Referring to fig. 3 , we see that there is definite increase in the hit ratio for a DYNORA cache. It can be seen that the comparison is between a normal cache of fixed associativity and a DYNORA cache of varying associativity. It is important to note that the DYNORA cache will soon change its associativity, and the average associativity of the cache through the entire program, will definitely be more than that of a normal cache. Though superficially it might seem that the comparison is void, the significance of DYNORA comes out only because of this comparison. This is because DYNORA methodologies try to find out the optimum associativity for the cache, based on the type of program. It was found out that the associativity of a DYNORA cache does not change after a particular limit, and this is reflected in the graphs. The flat portion towards the end of both the graphs suggest that the percentage increase in hit ratio and access time become constant after a particular limit for all associativities shown.

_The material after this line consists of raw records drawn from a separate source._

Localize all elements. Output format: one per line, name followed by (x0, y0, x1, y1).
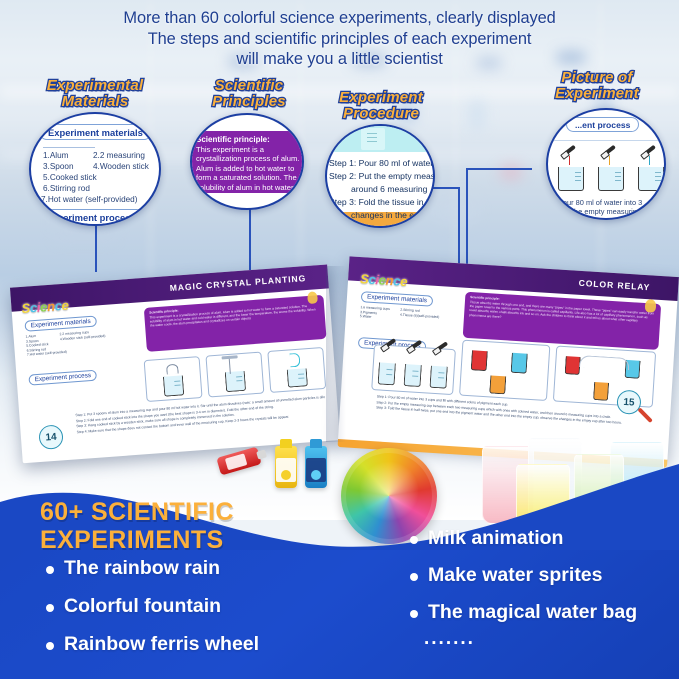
material-item: 5.Cooked stick (43, 173, 97, 182)
dropper-icon (564, 145, 576, 156)
left-page-logo: Science (21, 298, 69, 316)
material-item: 1.Alum (43, 151, 68, 160)
experiment-list-item: Colorful fountain (64, 595, 221, 618)
material-item: 2.2 measuring (93, 151, 145, 160)
callout-label-experimental-materials: Experimental Materials (16, 78, 174, 109)
book-right-page: COLOR RELAY Science Experiment materials… (338, 256, 679, 460)
materials-panel-footer: Experiment process (37, 209, 145, 225)
banner-title: 60+ SCIENTIFIC EXPERIMENTS (40, 498, 234, 554)
callout-label-line2: Procedure (318, 106, 444, 122)
material-item: 7.Hot water (self-provided) (41, 195, 137, 204)
headline-line-2: The steps and scientific principles of e… (0, 29, 679, 50)
callout-label-line1: Experiment (318, 90, 444, 106)
bottom-banner: 60+ SCIENTIFIC EXPERIMENTS The rainbow r… (0, 460, 679, 679)
callout-label-experiment-procedure: Experiment Procedure (318, 90, 444, 121)
callout-label-line1: Scientific (184, 78, 314, 94)
banner-title-line2: EXPERIMENTS (40, 526, 234, 554)
procedure-step: around 6 measuring (351, 184, 427, 194)
connector-line-picture-h (466, 168, 532, 170)
bullet-dot (410, 536, 418, 544)
book-spine (326, 266, 346, 442)
callout-label-line2: Experiment (528, 86, 666, 102)
picture-caption: the empty measuring (572, 207, 641, 216)
left-materials-list: 1.Alum 2.2 measuring cups 3.Spoon 4.Wood… (25, 327, 134, 358)
experiment-list-item: Milk animation (428, 527, 563, 550)
dropper-icon (644, 145, 656, 156)
callout-label-picture-of-experiment: Picture of Experiment (528, 70, 666, 101)
magnifier-experimental-materials: Experiment materials 1.Alum 2.2 measurin… (29, 112, 161, 226)
callout-label-line2: Principles (184, 94, 314, 110)
bullet-dot (410, 573, 418, 581)
bullet-dot (410, 610, 418, 618)
ellipsis-text: ....... (424, 628, 475, 650)
beaker-icon (558, 167, 584, 191)
principle-panel: Scientific principle: This experiment is… (190, 131, 304, 193)
left-page-number: 14 (38, 424, 64, 450)
right-page-logo: Science (360, 271, 408, 289)
material-item: 4.Wooden stick (93, 162, 149, 171)
right-materials-list: 1.6 measuring cups 2.Stirring rod 3.Pigm… (360, 305, 471, 326)
beaker-icon (598, 167, 624, 191)
principle-title: Scientific principle: (196, 135, 270, 144)
callout-label-line2: Materials (16, 94, 174, 110)
book-left-page: MAGIC CRYSTAL PLANTING Science Experimen… (10, 264, 340, 463)
bullet-dot (46, 604, 54, 612)
dropper-icon (604, 145, 616, 156)
magnifier-experiment-procedure: Step 1: Pour 80 ml of water Step 2: Put … (325, 124, 435, 228)
page-headline: More than 60 colorful science experiment… (0, 8, 679, 70)
open-book-photo: MAGIC CRYSTAL PLANTING Science Experimen… (0, 248, 679, 460)
left-pill-process: Experiment process (28, 370, 97, 386)
headline-line-3: will make you a little scientist (0, 49, 679, 70)
experiment-list-item: Rainbow ferris wheel (64, 633, 259, 656)
callout-label-scientific-principles: Scientific Principles (184, 78, 314, 109)
experiment-list-item: Make water sprites (428, 564, 603, 587)
picture-panel-title: ...ent process (566, 117, 639, 132)
procedure-step: Step 2: Put the empty measuring (329, 171, 435, 181)
experiment-list-item: The rainbow rain (64, 557, 220, 580)
procedure-step: Step 1: Pour 80 ml of water (329, 158, 433, 168)
product-marketing-image: More than 60 colorful science experiment… (0, 0, 679, 679)
bullet-dot (46, 642, 54, 650)
material-item: 3.Spoon (43, 162, 74, 171)
picture-caption: Pour 80 ml of water into 3 (558, 198, 642, 207)
left-steps: Step 1: Put 3 spoons of alum into a meas… (75, 395, 326, 436)
procedure-step: Step 3: Fold the tissue in half (329, 197, 435, 207)
bullet-dot (46, 566, 54, 574)
magnifier-picture-of-experiment: ...ent process Pour 80 ml of water into … (546, 108, 666, 220)
beaker-icon (638, 167, 664, 191)
materials-panel-title: Experiment materials (39, 124, 152, 140)
banner-title-line1: 60+ SCIENTIFIC (40, 498, 234, 526)
experiment-list-item: The magical water bag (428, 601, 637, 624)
material-item: 6.Stirring rod (43, 184, 90, 193)
headline-line-1: More than 60 colorful science experiment… (0, 8, 679, 29)
magnifier-scientific-principles: Scientific principle: This experiment is… (190, 113, 304, 210)
right-pill-materials: Experiment materials (361, 291, 434, 307)
procedure-step: changes in the empty (351, 210, 433, 220)
callout-label-line1: Experimental (16, 78, 174, 94)
callout-label-line1: Picture of (528, 70, 666, 86)
principle-body: This experiment is a crystallization pro… (196, 145, 300, 191)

The significance is that for achieving identical results with a normal cache, either the associativity or the block size or the overall cache size has to be increased hugely. This would be prohibitive from both the energy dissipation cost point of view. With DYNORA, it is possible to retain the cache and block sizes but still improve the parameters. 
Conclusions
This paper presented two algorithms for run time reconfiguration of cache parameters using the concept of a Dynamic Set Associative Cache (DSAC). Simulated results for DSAC show very promising improvements in cache parameters. The implementation aspects, though not discussed, would not involve major changes in architecture. The discussed model will only require an improved cache con- troller and synchronizing schemes, which would be more economic than just increasing the cache size or designing caches with increased associativity. These aspects are being looked at, along with comprehensive simulations for the proposed DY-1 and DY-2 models. We expect the models to produce considerable power savings over conventional caching models. Since the cache power accounts for a large fraction of processor power dissipation, this outcome is significant. We are also working to benchmark the results of both the algorithms.